Perseguidos por los fantasmas de la impunidad, y llenos de angustias, incertidumbres y dolores, las víctimas y los sobrevivientes de la masacre de Maicao, atravesados por la injusticia, somos doblemente discriminados. Pertenecer al círculo familiar e íntimo de José María Barros Ipuana, conocido coloquialmente como “Chema Bala”, llevó a las autoridades a acudir a la tesis de que el atentado sicarial obedeció a un “ajustes de cuentas” o “a retaliaciones” o “a vendettas” entre narcotraficantes, haciendo que la tan añorada justicia se aleje cada vez más de nosotros; como si ser familia de “Chema Bala” justificara una masacre, justificara la muerte de una mujer preñada, acabar con la vida de hijos e hijas, sobrinos y sobrinas, o herir a una mujer dejándola en estado de indefensión; hoy nuestro padre se encuentra condenado —pese a las significativas dudas razonables que aún persisten acerca de la dimensión real de su responsabilidad en los hechos que lo tienen tras las rejas— y todos sus familiares y allegados hemos sido tratados como sospechosos, como parias. Por otro lado nosotros, las víctimas de los grupos armados ilegales sucesores de las AUC seguimos siendo sistemáticamente invisibilizadas; no contamos con un lugar en la legislación doméstica en el que se nos garantice nuestros derechos a la verdad, a la justicia, a la reparación y a garantías de no repetición. La ley, esa que debe protegernos, nos condena y así, las víctimas hemos sido clasificadas en odiosas categorías según las cuales quienes no encajamos en el ámbito de la “Ley de Justicia y Paz”, en la práctica es como si no existiéramos.

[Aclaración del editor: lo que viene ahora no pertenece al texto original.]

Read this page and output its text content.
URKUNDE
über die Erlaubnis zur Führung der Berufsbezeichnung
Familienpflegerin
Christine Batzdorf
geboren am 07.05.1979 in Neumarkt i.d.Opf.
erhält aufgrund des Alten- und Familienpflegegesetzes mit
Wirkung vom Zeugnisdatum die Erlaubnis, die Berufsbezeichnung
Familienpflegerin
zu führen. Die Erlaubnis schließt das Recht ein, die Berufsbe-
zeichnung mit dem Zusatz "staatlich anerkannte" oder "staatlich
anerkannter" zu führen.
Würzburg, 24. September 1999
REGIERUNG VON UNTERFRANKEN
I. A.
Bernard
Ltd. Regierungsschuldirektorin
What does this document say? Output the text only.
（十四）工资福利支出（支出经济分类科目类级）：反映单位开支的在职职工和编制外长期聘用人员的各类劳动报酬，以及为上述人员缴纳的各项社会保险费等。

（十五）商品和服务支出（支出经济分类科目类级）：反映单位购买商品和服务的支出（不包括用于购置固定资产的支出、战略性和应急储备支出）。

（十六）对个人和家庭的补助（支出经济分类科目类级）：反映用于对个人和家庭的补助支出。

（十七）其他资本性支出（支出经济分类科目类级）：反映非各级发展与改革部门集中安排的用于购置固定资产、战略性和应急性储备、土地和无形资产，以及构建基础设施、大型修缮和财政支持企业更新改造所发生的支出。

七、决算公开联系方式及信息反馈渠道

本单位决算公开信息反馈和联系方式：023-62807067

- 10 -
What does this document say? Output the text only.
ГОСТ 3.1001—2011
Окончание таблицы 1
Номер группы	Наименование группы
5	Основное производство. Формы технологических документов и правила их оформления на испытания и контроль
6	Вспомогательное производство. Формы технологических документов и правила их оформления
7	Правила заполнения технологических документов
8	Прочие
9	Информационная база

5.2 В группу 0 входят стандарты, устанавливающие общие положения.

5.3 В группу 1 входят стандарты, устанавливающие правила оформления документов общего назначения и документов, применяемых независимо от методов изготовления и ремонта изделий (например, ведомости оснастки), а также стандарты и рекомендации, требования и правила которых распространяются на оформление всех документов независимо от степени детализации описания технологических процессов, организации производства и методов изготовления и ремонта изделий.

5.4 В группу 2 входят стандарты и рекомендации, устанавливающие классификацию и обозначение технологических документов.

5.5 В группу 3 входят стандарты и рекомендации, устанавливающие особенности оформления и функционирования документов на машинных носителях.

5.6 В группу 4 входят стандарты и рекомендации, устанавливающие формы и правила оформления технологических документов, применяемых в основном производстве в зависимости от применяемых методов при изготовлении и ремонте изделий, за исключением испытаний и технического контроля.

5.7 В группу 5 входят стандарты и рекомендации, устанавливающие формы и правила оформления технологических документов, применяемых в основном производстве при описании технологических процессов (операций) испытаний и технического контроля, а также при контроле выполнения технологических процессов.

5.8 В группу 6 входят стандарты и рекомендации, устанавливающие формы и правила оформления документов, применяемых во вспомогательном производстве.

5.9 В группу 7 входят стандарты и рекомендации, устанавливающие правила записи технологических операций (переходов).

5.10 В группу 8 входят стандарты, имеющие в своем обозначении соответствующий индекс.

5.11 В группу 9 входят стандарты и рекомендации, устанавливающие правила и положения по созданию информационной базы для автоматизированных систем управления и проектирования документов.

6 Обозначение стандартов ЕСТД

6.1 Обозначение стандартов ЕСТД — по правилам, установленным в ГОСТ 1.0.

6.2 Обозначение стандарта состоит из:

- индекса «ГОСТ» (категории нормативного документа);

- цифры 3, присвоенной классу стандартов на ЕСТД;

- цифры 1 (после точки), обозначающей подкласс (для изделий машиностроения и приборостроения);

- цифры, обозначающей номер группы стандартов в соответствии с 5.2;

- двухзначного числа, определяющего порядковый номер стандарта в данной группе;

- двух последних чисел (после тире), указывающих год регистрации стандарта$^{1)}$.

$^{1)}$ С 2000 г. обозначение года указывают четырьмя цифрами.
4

Hoy Kayús crece sin conocer a su madre y, contrario a lo que se espera, la justicia, esa que más allá de las normas permitió que él viviera, es la garantía de que la impunidad no nuble el camino de un niño Wayúu que vio por primera vez el mundo después de una masacre y antes de tiempo. No resta más que esperar que pronto nuestros derechos sean plenamente reconocidos y restituidos; gravados quedarán estos dolorosos sucesos en nuestra familia, impidiendo que el polvo llegue a nublar, el recuerdo nuestras víctimas.